Microsoft, Nvidia Partner on Azure-Hosted AI Supercomputer

Microsoft has entered into a multi-year deal with Nvidia to build what they’re calling “one of the world’s most advanced supercomputers,” powered by Microsoft Azure’s advanced supercomputing infrastructure combined with Nvidia GPUs, networking and full stack of AI software to help enterprises train, deploy and scale AI, including large, state-of-the-art models. “AI is fueling the next wave of automation across enterprises and industrial computing, enabling organizations to do more with less as they navigate economic uncertainties,” Microsoft cloud and AI group executive VP Scott Guthrie said of the alliance.

The partnership “unlocks the world’s most scalable supercomputer platform” and offers “state-of-the-art AI capabilities for every enterprise,” Guthrie added in a joint news release.

As part of the collaboration, Nvidia will utilize Azure’s scalable virtual machine instances to research and further accelerate advances in generative AI, a rapidly emerging area of AI in which foundational models like Megatron Turing NLG 530B are the basis for unsupervised, self-learning algorithms that create new text, code, digital images, video or audio.

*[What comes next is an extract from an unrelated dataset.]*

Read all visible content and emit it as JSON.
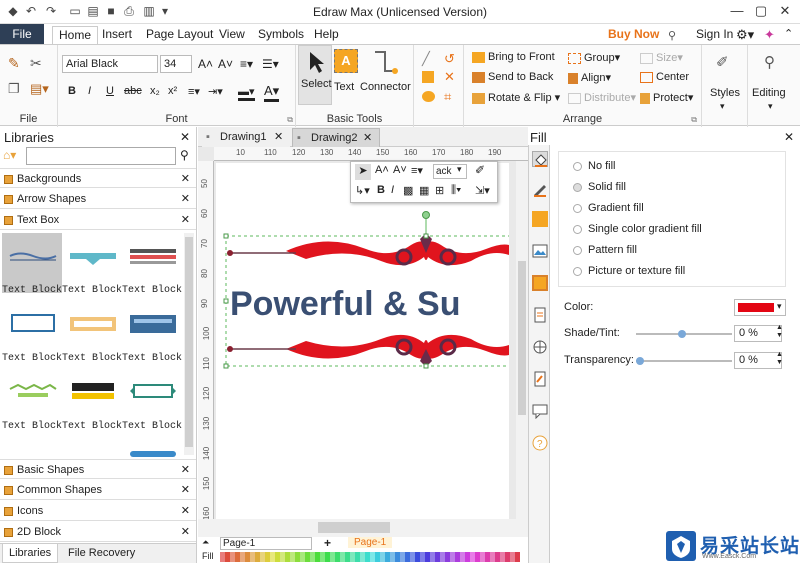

Microsoft Azure’s AI-optimized virtual machines become the first public cloud instances to incorporate Nvidia Quantum-2 400Gb/s InfiniBand networking. “Customers can deploy thousands of GPUs in a single cluster to train massive large language models, build the most complex recommender systems at scale, and enable generative AI at scale,” the companies say.

Among the resources the partners are pouring into the new powerhouse is Microsoft DeepSpeed, a deep learning optimization software suite that will leverage the Nvidia H100 Transformer Engine to accelerate transformer-based models used for large language models, generative AI and writing computer code, among other applications.

TechCrunch calls Nvidia’s H100 GPUs “the flagship of Nvidia’s Hopper architecture,” accelerating machine learning by 1.5x to 6x over the previous A100s.

The demand for high-performance AI training infrastructure “has led to an arms race of sorts among cloud and hardware vendors,” TechCrunch reports, citing Cerebras’ unveiling this week of the 13.5-million core Andromeda AI supercomputer that it says delivers more than 1 exaflop of AI compute.

“Google and Amazon continue to invest in their own proprietary solutions, offering custom-designed chips — e.g. TPUs and Trainium — for accelerating AI training in the cloud,” TechCrunch says, predicting the push for more powerful AI hardware “will continue for the foreseeable future,” with a recent study indicating “compute requirements for large-scale AI models has been doubling at an average rate of 10.7 months between 2016 and 2022.”

In 2019, Microsoft announced it was investing $1 billion in partnership with OpenAI to build an AI supercomputer to run the Azure cloud. At the time it was proclaimed one of the largest supercomputers in the world, but the new deal with Nvidia is “presumably to support even more ambitious AI workloads,” TechCrunch writes.